Liz R. es una mujer bisexual, feminista, psicóloga y forma parte de la colectiva comunitaria Awqa Feminista. Ella me comenta que hay cierto estigma hacia las personas bisexuales y que inclusive, desde la propia comunidad lo ha percibido. “Hace un tiempo alguien de la comunidad me dijo: la bisexualidad es una etapa. Y es que para algunxs asumirte como bisexual a veces significa que no eres lo suficientemente lesbiana para ser de la comunidad LGTBIQ+ y en esa misma línea, no eres lo suficiente heterosexual para ser hetero”.

En un sociedad machista como la nuestra, ser mujer, es estar expuesta al acoso en las calles y peor aún, si tus muestras de afecto irrumpen los mandatos sociales ya establecidos. “Cuando en algún momento me he relacionado con una mujer, he tenido que pensar previamente si mostrar mi afecto o no en la calle, sobre todo, por una cuestión de seguridad para ambas. El hecho de ser una misma, te pone en riesgo y no solo te expone a que te insulten, sino que hasta te pueden llegar a violentar”.

Le pregunto a Liz si como comunidad tenemos alguna fortaleza, ella me dice que es “Sonreír…A pesar de las difíciles situaciones que podamos atravesar, seguro que algunxs pasamos por situaciones peores que otrxs; sin embargo, aún tenemos la capacidad de sonreír y brillar más que un glitter”.
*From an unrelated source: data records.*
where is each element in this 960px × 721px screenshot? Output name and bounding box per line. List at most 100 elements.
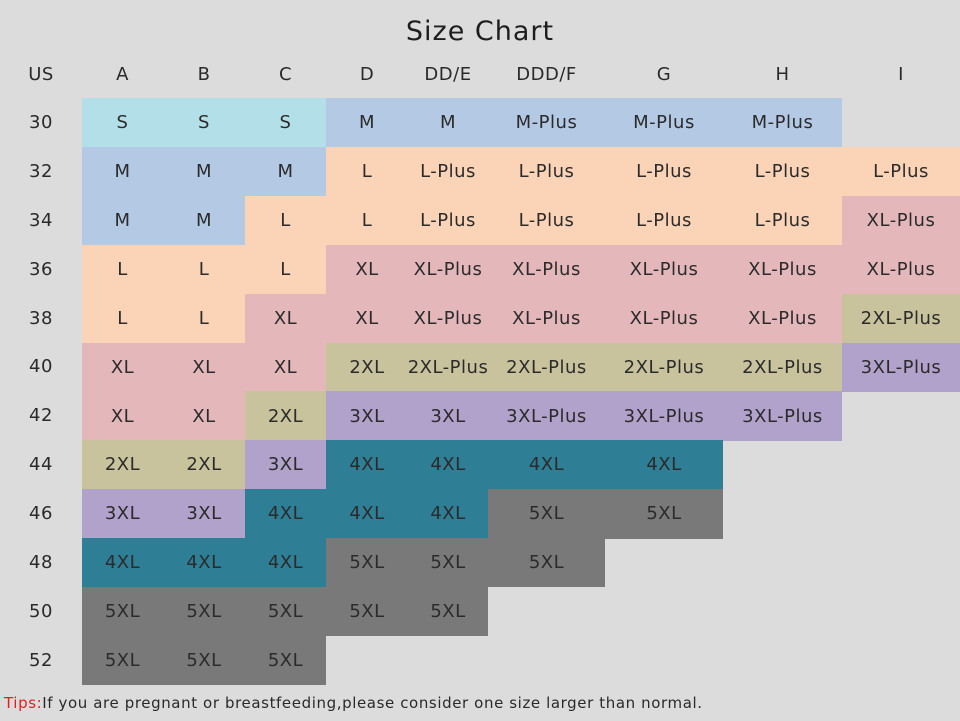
- column-header-d: D: [359, 63, 375, 85]
- size-cell: M-Plus: [723, 98, 842, 148]
- size-cell: L: [163, 293, 245, 343]
- size-cell: 2XL: [82, 440, 163, 490]
- size-cell: 4XL: [245, 538, 326, 588]
- row-header-36: 36: [29, 258, 53, 280]
- size-cell: XL-Plus: [488, 293, 605, 343]
- column-header-dd-e: DD/E: [424, 63, 472, 85]
- size-cell: XL-Plus: [723, 293, 842, 343]
- row-header-42: 42: [29, 405, 53, 427]
- column-header-c: C: [278, 63, 293, 85]
- size-cell: XL-Plus: [408, 244, 488, 295]
- size-cell: 2XL-Plus: [408, 342, 488, 392]
- size-cell: XL-Plus: [488, 244, 605, 295]
- size-cell: 4XL: [326, 440, 408, 490]
- column-header-g: G: [656, 63, 672, 85]
- size-cell: 4XL: [82, 538, 163, 588]
- size-cell: 5XL: [488, 489, 605, 539]
- size-cell: L: [245, 244, 326, 295]
- size-cell: 5XL: [82, 587, 163, 637]
- size-cell: L-Plus: [723, 146, 842, 197]
- size-cell: L: [82, 244, 163, 295]
- size-cell: 3XL: [245, 440, 326, 490]
- row-header-46: 46: [29, 503, 53, 525]
- size-cell: 4XL: [245, 489, 326, 539]
- size-cell: L-Plus: [723, 195, 842, 246]
- size-cell: 2XL-Plus: [605, 342, 723, 392]
- size-cell: M: [82, 195, 163, 246]
- size-cell: S: [82, 98, 163, 148]
- row-header-38: 38: [29, 307, 53, 329]
- size-cell: L: [326, 195, 408, 246]
- size-cell: M: [82, 146, 163, 197]
- size-cell: XL: [326, 244, 408, 295]
- size-cell: 5XL: [326, 587, 408, 637]
- row-header-30: 30: [29, 111, 53, 133]
- corner-label: US: [28, 63, 54, 85]
- size-cell: 3XL-Plus: [842, 342, 960, 392]
- column-header-b: B: [197, 63, 211, 85]
- size-cell: 3XL-Plus: [605, 391, 723, 441]
- tips-text: If you are pregnant or breastfeeding,ple…: [42, 694, 703, 712]
- row-header-48: 48: [29, 552, 53, 574]
- size-cell: M: [163, 195, 245, 246]
- size-cell: 4XL: [163, 538, 245, 588]
- size-cell: 3XL: [408, 391, 488, 441]
- size-cell: 2XL: [163, 440, 245, 490]
- size-cell: L: [245, 195, 326, 246]
- size-cell: 3XL: [326, 391, 408, 441]
- size-cell: XL: [163, 391, 245, 441]
- size-cell: 5XL: [326, 538, 408, 588]
- size-cell: XL: [82, 342, 163, 392]
- column-header-a: A: [116, 63, 129, 85]
- size-cell: L-Plus: [488, 195, 605, 246]
- size-cell: 2XL: [245, 391, 326, 441]
- row-header-40: 40: [29, 356, 53, 378]
- size-cell: M: [408, 98, 488, 148]
- row-header-52: 52: [29, 649, 53, 671]
- size-cell: 2XL-Plus: [488, 342, 605, 392]
- size-cell: XL-Plus: [605, 244, 723, 295]
- size-cell: 2XL: [326, 342, 408, 392]
- size-cell: 3XL: [163, 489, 245, 539]
- size-cell: 3XL-Plus: [723, 391, 842, 441]
- size-cell: XL: [163, 342, 245, 392]
- size-cell: 3XL-Plus: [488, 391, 605, 441]
- tips-note: Tips:If you are pregnant or breastfeedin…: [4, 694, 703, 712]
- size-cell: 4XL: [408, 489, 488, 539]
- size-cell: S: [163, 98, 245, 148]
- size-cell: L-Plus: [605, 146, 723, 197]
- size-cell: XL-Plus: [605, 293, 723, 343]
- size-cell: M-Plus: [488, 98, 605, 148]
- size-cell: 4XL: [605, 440, 723, 490]
- tips-label: Tips:: [4, 694, 43, 712]
- size-cell: 5XL: [245, 635, 326, 686]
- size-cell: L-Plus: [408, 195, 488, 246]
- size-cell: L: [82, 293, 163, 343]
- size-cell: XL: [326, 293, 408, 343]
- column-header-ddd-f: DDD/F: [516, 63, 577, 85]
- row-header-44: 44: [29, 454, 53, 476]
- size-cell: 4XL: [488, 440, 605, 490]
- size-cell: L-Plus: [408, 146, 488, 197]
- size-cell: 2XL-Plus: [842, 293, 960, 343]
- size-cell: 5XL: [408, 538, 488, 588]
- size-cell: S: [245, 98, 326, 148]
- size-cell: M: [245, 146, 326, 197]
- size-cell: L: [326, 146, 408, 197]
- size-cell: M-Plus: [605, 98, 723, 148]
- size-cell: 5XL: [245, 587, 326, 637]
- size-cell: XL: [245, 293, 326, 343]
- size-cell: L: [163, 244, 245, 295]
- row-header-32: 32: [29, 160, 53, 182]
- size-cell: 5XL: [408, 587, 488, 637]
- size-cell: 4XL: [408, 440, 488, 490]
- size-cell: 2XL-Plus: [723, 342, 842, 392]
- size-cell: 5XL: [163, 587, 245, 637]
- size-cell: 3XL: [82, 489, 163, 539]
- column-header-i: I: [898, 63, 904, 85]
- size-cell: XL-Plus: [842, 195, 960, 246]
- size-cell: L-Plus: [605, 195, 723, 246]
- page-title: Size Chart: [405, 16, 555, 47]
- size-cell: L-Plus: [488, 146, 605, 197]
Gretel La Torre /// Foto: Alexander Neumann

“Recuerdo que en una discoteca, me golpearon y me botaron. Estuve luego sin salir de casa; no iba a trabajar, tenía mucho miedo de que me vuelvan a lastimar”, Gretel La Torre; mujer trans, modelo, artista visual, performer y actriz.

Gretel es del Cusco, creció dentro de un espacio familiar muy tóxico; pasó por diferentes episodios muy tristes, sin embargo, el tiempo le ha permitido empoderarse. “En mi caso, yo me visibilizo todo el tiempo (24/7), ya no me cohíbo. A medida que camino en mi proceso también me voy decontruyendo desde adentro. Hay cosas muy mías que debo de cambiar. Hay que cuestionarse constantemente”.

Se acerca el día del orgullo y le pregunto qué opina sobre esa fecha. “En realidad para mí es todos los días, para una cabra es todo los días. Hay que sentirnos orgullosxs de quienes somos, porque es una gran llave para poder amarnos. También, hay que estar unidxs, para así luchar y derribar el patriarcado”.

Aún las trans, cabras, mariconas, bisexuales, lecas y otras disidencias sexo-genéricas, seguimos esperando que desde el Estado se reconozcan nuestros derechos o tal vez no (no puedo permitirme hablar por todxs); pero lo que sí creo que todxs deseamos, es que esta sociedad nos deje de mirar como diferentes y que nos respete.

Y en cuanto a la comunidad, que empecemos algunxs a cuestionar nuestros privilegios, que aprendamos a ser solidarixs con lx otrx; reconociendo que todxs tenemos diferentes vivencias, pero que nos une una misma lucha.